Bachelor’s Degree in Computer Science

University of Trento

August 2014 – July 2017
  • Built strong foundations in Algorithms, Databases, and Web Development.
  • Developed several software projects in JavaScript, Python, and Java, emphasizing scalable backend systems.
  • Graduated with distinction, consistently achieving top marks in core computer science courses.

Selected Publications

Context-Aware Transformer Pre-Training for Answer Sentence Selection

Proceedings of the 61st Annual Meeting of the Association for Computational Linguistics: ACL 2023

This paper proposes three pre-training objectives designed to mimic the downstream fine-tuning task of contextual Answer Sentence Selection, and shows that their pre- training approaches (applied to RoBERTa and ELECTRA) can improve baseline contextual AS2 accuracy by up to 8% on some datasets.

    Notes:

  • State-of-the-art results on TrecQA and WikiQA benchmarks.

Pre-training Transformer Models with Sentence-Level Objectives for Answer Sentence Selection

Conference on Empirical Methods in Natural Language Processing: EMNLP 2022

This paper proposes three novel sentence-level transformer pre-training objectives that incorporate paragraph-level semantics within and across documents, to improve the performance of transformers for Answer Sentence Selection, and mitigate the requirement of large labeled datasets.

    Paragraph-based Transformer Pre-training for Multi-Sentence Inference

    North American Chapter of the Association for Computational Linguistics: NAACL 2022

    This paper shows that popular pre-trained transformers perform poorly when used for fine-tuning on multi-candidate inference tasks, and proposes a new pre-training objective that models the paragraph-level semantics across multiple input sentences.

      Self-supervised pre-training tasks that align structurally with downstream applications, reducing the need for labeled data and achieving state-of-the-art results on various benchmark datasets are proposed.

        Effective Pretraining Objectives for Transformer-based Autoencoders

        Findings of the Association for Computational Linguistics: EMNLP 2022

        It is proved that eliminating the MASK token and considering the whole output during the loss computation are essential choices to improve performance and it is shown that ELECTRA benefits heavily from a state-of-the-art hyper-parameters search.

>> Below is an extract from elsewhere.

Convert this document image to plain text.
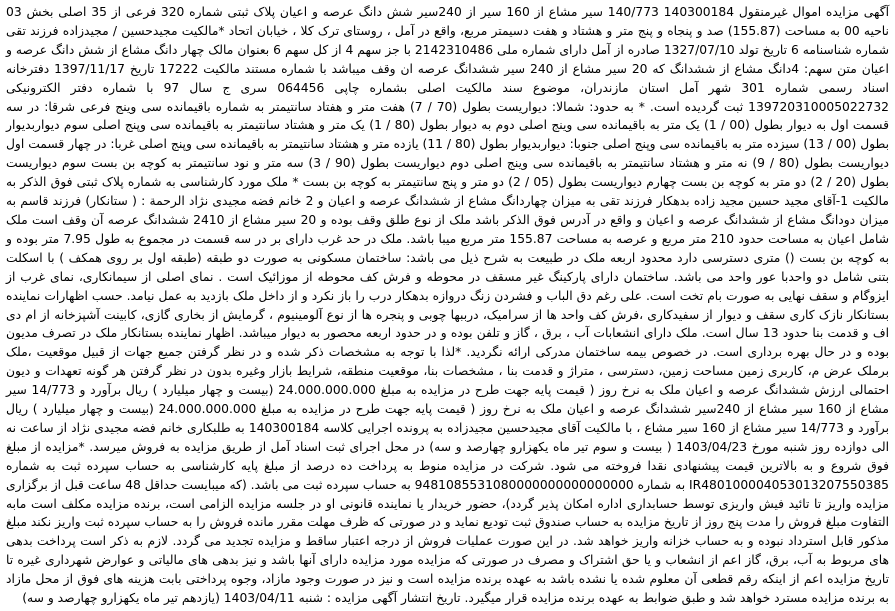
آگهی مزایده اموال غیرمنقول 140300184 140/773 سیر مشاع از 160 سیر از 240سیر شش دانگ عرصه و اعیان پلاک ثبتی شماره 320 فرعی از 35 اصلی بخش 03 ناحیه 00 به مساحت (155.87) صد و پنجاه و پنج متر و هشتاد و هفت دسیمتر مربع، واقع در آمل ، روستای ترک کلا ، خیابان اتحاد *مالکیت مجیدحسین / مجیدزاده فرزند تقی شماره شناسنامه 6 تاریخ تولد 1327/07/10 صادره از آمل دارای شماره ملی 2142310486 با جز سهم 4 از کل سهم 6 بعنوان مالک چهار دانگ مشاع از شش دانگ عرصه و اعیان متن سهم: 4دانگ مشاع از ششدانگ که 20 سیر مشاع از 240 سیر ششدانگ عرصه ان وقف میباشد با شماره مستند مالکیت 17222 تاریخ 1397/11/17 دفترخانه اسناد رسمی شماره 301 شهر آمل استان مازندران، موضوع سند مالکیت اصلی بشماره چاپی 064456 سری ج سال 97 با شماره دفتر الکترونیکی 139720310005022732 ثبت گردیده است. * به حدود: شمالا: دیواریست بطول (70 / 7) هفت متر و هفتاد سانتیمتر به شماره باقیمانده سی وینج فرعی شرقا: در سه قسمت اول به دیوار بطول (00 / 1) یک متر به باقیمانده سی وینج اصلی دوم به دیوار بطول (80 / 1) یک متر و هشتاد سانتیمتر به باقیمانده سی وپنج اصلی سوم دیواربدیوار بطول (00 / 13) سیزده متر به باقیمانده سی وپنج اصلی جنوبا: دیواربدیوار بطول (80 / 11) یازده متر و هشتاد سانتیمتر به باقیمانده سی وپنج اصلی غربا: در چهار قسمت اول دیواریست بطول (80 / 9) نه متر و هشتاد سانتیمتر به باقیمانده سی وینج اصلی دوم دیواریست بطول (90 / 3) سه متر و نود سانتیمتر به کوچه بن بست سوم دیواریست بطول (20 / 2) دو متر به کوچه بن بست چهارم دیواریست بطول (05 / 2) دو متر و پنج سانتیمتر به کوچه بن بست * ملک مورد کارشناسی به شماره پلاک ثبتی فوق الذکر به مالکیت 1-آقای مجید حسین مجید زاده بدهکار فرزند تقی به میزان چهاردانگ مشاع از ششدانگ عرصه و اعیان و 2 خانم فضه مجیدی نژاد الرحمة : ( ستانکار) فرزند قاسم به میزان دودانگ مشاع از ششدانگ عرصه و اعیان و واقع در آدرس فوق الذکر باشد ملک از نوع طلق وقف بوده و 20 سیر مشاع از 2410 ششدانگ عرصه آن وقف است ملک شامل اعیان به مساحت حدود 210 متر مربع و عرصه به مساحت 155.87 متر مربع میبا باشد. ملک در حد غرب دارای بر در سه قسمت در مجموع به طول 7.95 متر بوده و به کوچه بن بست () متری دسترسی دارد محدود اربعه ملک در طبیعت به شرح ذیل می باشد: ساختمان مسکونی به صورت دو طبقه (طبقه اول بر روی همکف ) با اسکلت بتنی شامل دو واحدبا عور واحد می باشد. ساختمان دارای پارکینگ غیر مسقف در محوطه و فرش کف محوطه از موزائیک است . نمای اصلی از سیمانکاری، نمای غرب از ایزوگام و سقف نهایی به صورت بام تخت است. علی رغم دق الباب و فشردن زنگ دروازه بدهکار درب را باز نکرد و از داخل ملک بازدید به عمل نیامد. حسب اظهارات نماینده بستانکار نازک کاری سقف و دیوار از سفیدکاری ،فرش کف واحد ها از سرامیک، درببها چوبی و پنجره ها از نوع آلومینیوم ، گرمایش از بخاری گازی، کابینت آشپزخانه از ام دی اف و قدمت بنا حدود 13 سال است. ملک دارای انشعابات آب ، برق ، گاز و تلفن بوده و در حدود اربعه محصور به دیوار میباشد. اظهار نماینده بستانکار ملک در تصرف مدیون بوده و در حال بهره برداری است. در خصوص بیمه ساختمان مدرکی ارائه نگردید. *لذا با توجه به مشخصات ذکر شده و در نظر گرفتن جمیع جهات از قبیل موقعیت ،ملک برملک عرض م، کاربری زمین مساحت زمین، دسترسی ، متراژ و قدمت بنا ، مشخصات بنا، موقعیت منطقه، شرایط بازار وغیره بدون در نظر گرفتن هر گونه تعهدات و دیون احتمالی ارزش ششدانگ عرصه و اعیان ملک به نرخ روز ( قیمت پایه جهت طرح در مزایده به مبلغ 24.000.000.000 (بیست و چهار میلیارد ) ریال برآورد و 14/773 سیر مشاع از 160 سیر مشاع از 240سیر ششدانگ عرصه و اعیان ملک به نرخ روز ( قیمت پایه جهت طرح در مزایده به مبلغ 24.000.000.000 (بیست و چهار میلیارد ) ریال برآورد و 14/773 سیر مشاع از 160 سیر مشاع ، با مالکیت آقای مجیدحسین مجیدزاده به پرونده اجرایی کلاسه 140300184 به طلبکاری خانم فضه مجیدی نژاد از ساعت نه الی دوازده روز شنبه مورخ 1403/04/23 ( بیست و سوم تیر ماه یکهزارو چهارصد و سه) در محل اجرای ثبت اسناد آمل از طریق مزایده به فروش میرسد. *مزایده از مبلغ فوق شروع و به بالاترین قیمت پیشنهادی نقدا فروخته می شود. شرکت در مزایده منوط به پرداخت ده درصد از مبلغ پایه کارشناسی به حساب سپرده ثبت به شماره IR480100004053013207550385 به شماره 9481085531080000000000000000 به حساب سپرده ثبت می باشد. (که میبایست حداقل 48 ساعت قبل از برگزاری مزایده واریز تا تائید فیش واریزی توسط حسابداری اداره امکان پذیر گردد)، حضور خریدار یا نماینده قانونی او در جلسه مزایده الزامی است، برنده مزایده مکلف است مابه التفاوت مبلغ فروش را مدت پنج روز از تاریخ مزایده به حساب صندوق ثبت تودیع نماید و در صورتی که ظرف مهلت مقرر مانده فروش را به حساب سپرده ثبت واریز نکند مبلغ مذکور قابل استرداد نبوده و به حساب خزانه واریز خواهد شد. در این صورت عملیات فروش از درجه اعتبار ساقط و مزایده تجدید می گردد. لازم به ذکر است پرداخت بدهی های مربوط به آب، برق، گاز اعم از انشعاب و یا حق اشتراک و مصرف در صورتی که مزایده مورد مزایده دارای آنها باشد و نیز بدهی های مالیاتی و عوارض شهرداری غیره تا تاریخ مزایده اعم از اینکه رقم قطعی آن معلوم شده یا نشده باشد به عهده برنده مزایده است و نیز در صورت وجود مازاد، وجوه پرداختی بابت هزینه های فوق از محل مازاد به برنده مزایده مسترد خواهد شد و طبق ضوابط به عهده برنده مزایده قرار میگیرد. تاریخ انتشار آگهی مزایده : شنبه 1403/04/11 (یازدهم تیر ماه یکهزارو چهارصد و سه)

          TorchMetrics - Measuring Reproducibility in PyTorch

          The Journal of Open Source Software: JOSS 2022

          A main problem with reproducing machine learning publications is the variance of metric implementations across papers. A lack of standardization leads to different behavior in mechanisms such as checkpointing, learning rate schedulers or early stopping, that will influence the reported results. For example, a complex metric such as Fréchet inception distance (FID) for synthetic image quality evaluation (Heusel et al., 2017) will differ based on the specific interpolation method used.

            Notes:

          • TorchMetrics packages is downloaded about 300K times a day (source PyPI)

          Efficient Generation of Structured Objects with Constrained Adversarial Networks

          The Thirty-Sixth Annual Conference on Neural Information Processing Systems: NeurIPS 2020

          Constrained Adversarial Networks are proposed, an extension of GANs in which the constraints are embedded into the model during training and which efficiently generate valid structures that are both high-quality and novel.

            Books

            Semantic Loss Functions for Neuro-Symbolic Structured Prediction

            Book: Compendium of Neurosymbolic Artificial Intelligence

            Series: Frontiers in Artificial Intelligence and Applications

            This chapter introduces the semantic loss, a training method that incorporates symbolic structural constraints into neural networks to ensure outputs respect underlying dependencies (like valid graph paths). We enhance it with entropy minimization to prefer simpler solutions and demonstrate its versatility by integrating it with both discriminative and generative models, enabling efficient generation of complex structured objects.